Sky Watch

Impact of cache prefetching

I am not always interested in the low-level nonsense. But when I am, I write a blog post about it.

A while ago a colleague of mine had a discussion with me about our data structure. I was considering using lists instead of arrays for a matrix-like object, and he was objective about it. Eventually he convinced me by reasoning that cache prefetching is advantageous which is very hard to achieve with a linked list. I believed him and put the idea aside. But I knew I would not be really convinced without any experimental data.

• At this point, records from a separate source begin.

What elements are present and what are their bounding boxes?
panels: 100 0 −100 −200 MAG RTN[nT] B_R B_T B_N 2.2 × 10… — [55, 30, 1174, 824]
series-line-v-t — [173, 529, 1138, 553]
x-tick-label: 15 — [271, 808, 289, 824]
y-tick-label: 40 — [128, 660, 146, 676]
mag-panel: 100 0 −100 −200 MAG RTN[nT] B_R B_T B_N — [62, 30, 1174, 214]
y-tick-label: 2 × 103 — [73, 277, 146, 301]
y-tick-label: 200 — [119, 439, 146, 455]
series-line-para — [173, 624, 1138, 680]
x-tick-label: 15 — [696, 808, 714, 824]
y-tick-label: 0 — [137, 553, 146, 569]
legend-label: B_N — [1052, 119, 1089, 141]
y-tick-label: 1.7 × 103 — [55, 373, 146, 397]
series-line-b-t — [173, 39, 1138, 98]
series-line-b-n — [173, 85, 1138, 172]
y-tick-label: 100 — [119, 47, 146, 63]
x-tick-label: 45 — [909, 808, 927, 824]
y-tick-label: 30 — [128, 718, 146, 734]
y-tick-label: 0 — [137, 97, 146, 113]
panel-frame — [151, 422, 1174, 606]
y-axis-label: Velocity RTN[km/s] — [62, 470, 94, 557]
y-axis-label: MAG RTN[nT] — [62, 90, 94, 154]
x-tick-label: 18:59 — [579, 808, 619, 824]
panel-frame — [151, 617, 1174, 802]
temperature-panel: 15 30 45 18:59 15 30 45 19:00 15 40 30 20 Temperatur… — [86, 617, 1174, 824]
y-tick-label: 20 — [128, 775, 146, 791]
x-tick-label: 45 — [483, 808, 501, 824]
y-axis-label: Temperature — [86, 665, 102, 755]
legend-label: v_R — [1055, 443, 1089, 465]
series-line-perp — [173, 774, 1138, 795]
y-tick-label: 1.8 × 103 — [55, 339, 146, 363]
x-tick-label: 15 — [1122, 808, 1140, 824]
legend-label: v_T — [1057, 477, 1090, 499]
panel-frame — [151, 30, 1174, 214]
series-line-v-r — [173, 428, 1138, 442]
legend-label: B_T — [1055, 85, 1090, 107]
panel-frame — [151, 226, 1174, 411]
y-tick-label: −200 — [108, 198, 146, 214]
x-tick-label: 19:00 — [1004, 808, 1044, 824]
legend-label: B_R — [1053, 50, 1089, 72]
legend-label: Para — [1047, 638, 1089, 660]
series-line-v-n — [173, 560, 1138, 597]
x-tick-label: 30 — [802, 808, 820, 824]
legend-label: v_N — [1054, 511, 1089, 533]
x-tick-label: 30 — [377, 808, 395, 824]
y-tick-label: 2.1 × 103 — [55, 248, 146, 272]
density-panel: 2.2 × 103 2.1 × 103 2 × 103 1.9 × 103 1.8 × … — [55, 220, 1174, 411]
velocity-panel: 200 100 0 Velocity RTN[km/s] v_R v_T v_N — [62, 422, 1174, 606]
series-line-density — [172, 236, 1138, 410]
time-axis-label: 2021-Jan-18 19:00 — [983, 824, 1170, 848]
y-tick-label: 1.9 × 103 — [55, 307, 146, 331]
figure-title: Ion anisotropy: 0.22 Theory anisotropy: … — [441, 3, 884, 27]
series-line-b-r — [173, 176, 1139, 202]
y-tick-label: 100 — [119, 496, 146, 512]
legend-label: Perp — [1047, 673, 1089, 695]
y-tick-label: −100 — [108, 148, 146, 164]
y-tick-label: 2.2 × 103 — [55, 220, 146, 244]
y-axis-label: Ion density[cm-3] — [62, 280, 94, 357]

So I wrote this quick program (part of it):

int main()
    const unsigned long NElements = 100000000;
    const unsigned int NRuns = 100;

    const unsigned int SizeInMB = NElements * sizeof(Type) / 1024 / 1024;
    std::cout << "Size of structure: " << SizeInMB << "MB" << std::endl;

    unsigned long* Indices = new unsigned long[NElements];

    // Reference in order
    for(unsigned long i = 0; i < NElements; i++)
        Indices[i] = i;
    Measurement Result = test(NElements, NRuns, Indices);
    std::cout << "Time of reference in order: " << Result.Value
              << " ± " << Result.Error << "ms ("
              << NRuns << " samples)" << std::endl;

    // Reference at random
    for(unsigned long i = 0; i < NElements; i++)
        Indices[i] = randInt(0, NElements - 1);
    Result = test(NElements, NRuns, Indices);
    std::cout << "Time of reference at random: " << Result.Value
              << " ± " << Result.Error << "ms ("
              << NRuns << " samples)" << std::endl;

    delete[] Indices;
    return 0;

I wanted to see how a loop over array elements can benefit from cache prefetching. First the program loops over an array in an ordered fashion, and then refers to elements in another array randomly. Since random number generation may be slow, I generate the random sequence of array indices before the test. The test function is just the loop that should be measured,

Measurement test(const unsigned long n_data, const unsigned long n_run,
                 const unsigned long* indices)
    Type* Data = new Type[n_data];
    unsigned long Times[n_run];
    timeval Begin, End;
    for(unsigned int Run = 0; Run < n_run; Run++)
        Type a;
        gettimeofday(&Begin, 0);
        for(unsigned long i = 0; i < n_data; i++)
            a += Data[indices[i]];
        gettimeofday(&End, 0);
        Times[Run] = (End.tv_sec - Begin.tv_sec) * 1000000 +
            (End.tv_usec - Begin.tv_usec);
        // Explicit side effect so that the loop will not be optimized
        // out by the compiler.
        std::cerr << a;
    delete[] Data;

    double Avg = average(Times, n_run);
    double Err = stdDev(Times, n_run, Avg);

    Measurement Result;
    Result.Value = Avg / 1000.0;
    Result.Error = Err / 1000.0;
    return Result;

On my 2011 Macbook Pro, the test results are

Size of structure: 381MB
Time of reference in order: 107.156 ± 18.2239ms (100 samples)
Time of reference at random: 2204.8 ± 124.422ms (100 samples)

These numbers, my friends, is a textbook example of what are “significantly different”. And also kids, a measurement without error is not meaningful in anyway; remember that. I compiled the program with clang++ -O2. I got similar results with -O1 and no optimization, as well as with GCC on Linux.

UPDATE: I made a statistical mistake in my program. I should have used standard error instead of standard deviation as the error estimator of the average run time. As a result the error on those numbers should be smaller by a factor of 10.